Getting Started

An exhaustive list of the various configurable settings can be found here. Alternatively you can view them through the online schema explorer

Pipeline Configuration File

The pipeline can be run in steps or it can be configured using a JSON configuration file and setup in a single step. Scripts will be generated to run all steps following clustering.

The config schema is found in the mavis package under src/mavis/schemas/config.json

Top level settings follow the pattern <section>.<setting>. The convert and library sections are nested objects.
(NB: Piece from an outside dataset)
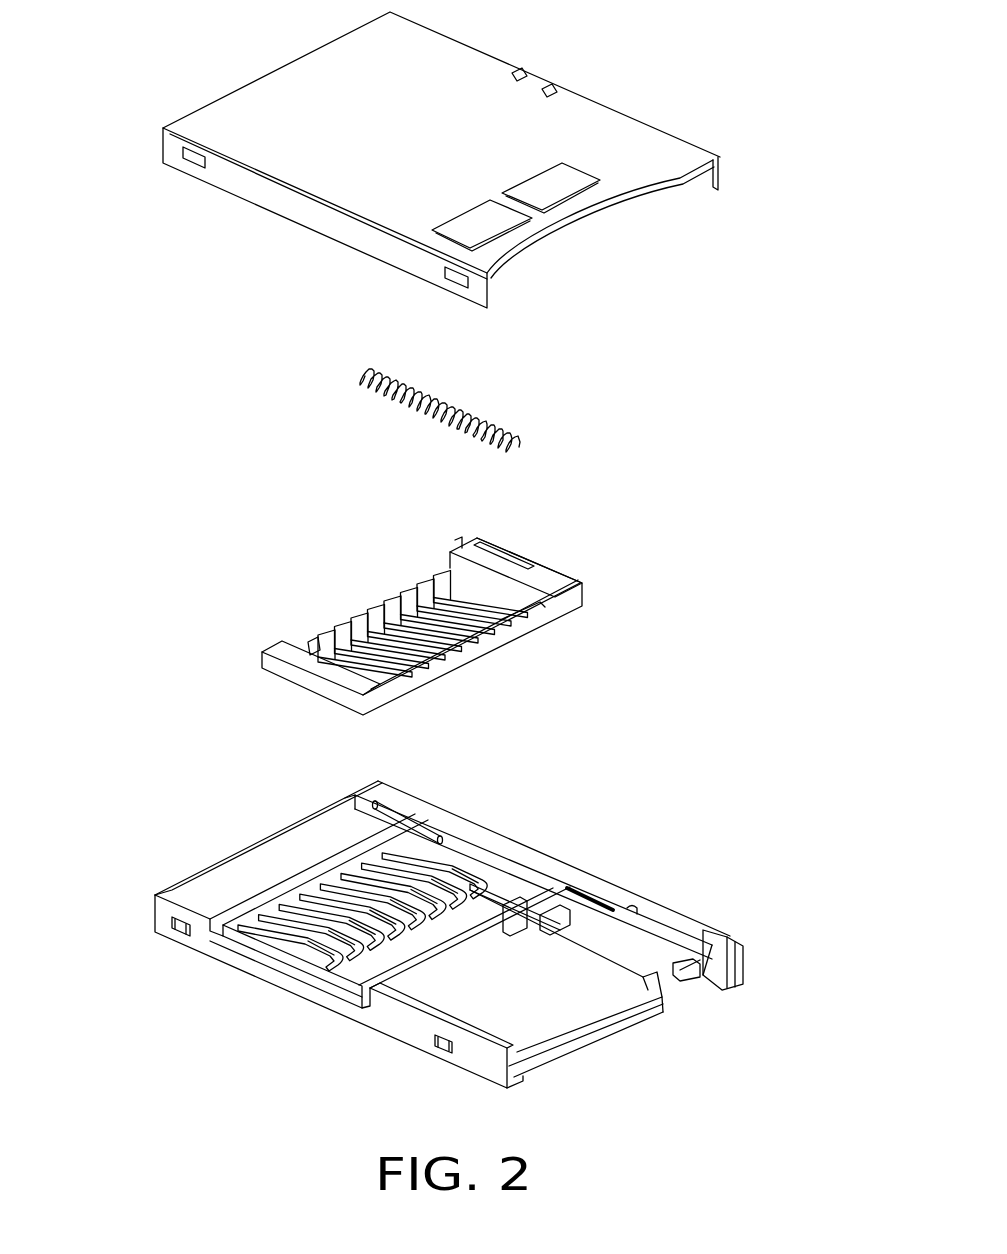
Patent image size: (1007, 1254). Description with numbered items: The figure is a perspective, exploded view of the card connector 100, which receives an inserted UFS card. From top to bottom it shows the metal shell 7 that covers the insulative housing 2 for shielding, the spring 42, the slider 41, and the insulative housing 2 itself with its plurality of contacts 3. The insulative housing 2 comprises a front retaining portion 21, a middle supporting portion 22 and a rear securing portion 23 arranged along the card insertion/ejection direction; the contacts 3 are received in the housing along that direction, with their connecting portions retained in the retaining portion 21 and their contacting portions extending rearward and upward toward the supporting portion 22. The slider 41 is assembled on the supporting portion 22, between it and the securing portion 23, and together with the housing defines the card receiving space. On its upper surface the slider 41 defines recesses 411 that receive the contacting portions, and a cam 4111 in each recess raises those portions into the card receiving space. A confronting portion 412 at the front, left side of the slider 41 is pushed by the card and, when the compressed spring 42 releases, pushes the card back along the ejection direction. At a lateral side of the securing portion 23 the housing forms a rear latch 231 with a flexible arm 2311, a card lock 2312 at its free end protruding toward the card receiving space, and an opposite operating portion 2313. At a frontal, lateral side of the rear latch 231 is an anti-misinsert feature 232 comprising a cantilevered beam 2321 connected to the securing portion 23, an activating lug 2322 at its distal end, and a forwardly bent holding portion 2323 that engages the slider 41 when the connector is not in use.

Adjusting the Resource Requirements

Choosing the Number of Validation/Annotation Jobs

MAVIS chooses the number of jobs to split validate/annotate stages into based on two settings: cluster.max_files and cluster.min_clusters_per_file.

For example, in the following situation say you have: 1000 clusters, cluster.max_files=10, and cluster.min_clusters_per_file=10. Then MAVIS will set up 10 validation jobs each with 100 events.

However, if cluster.min_clusters_per_file=500, then MAVIS would only set up 2 jobs each with 500 events. This is because cluster.min_clusters_per_file takes precedence over custer.max_files.

Splitting into more jobs will lower the resource requirements per job (see resource requirements). The memory and time requirements for validation are linear with respect to the number of events to be validated.

Uninformative Filter

For example, if the user is only interested in events in genes, then the cluster.uninformative_filter can be used. This will drop all events that are not within a certain distance (cluster.max_proximity) to any annotation in the annotations reference file. These events will be dropped prior to the validation stage which results in significant speed up.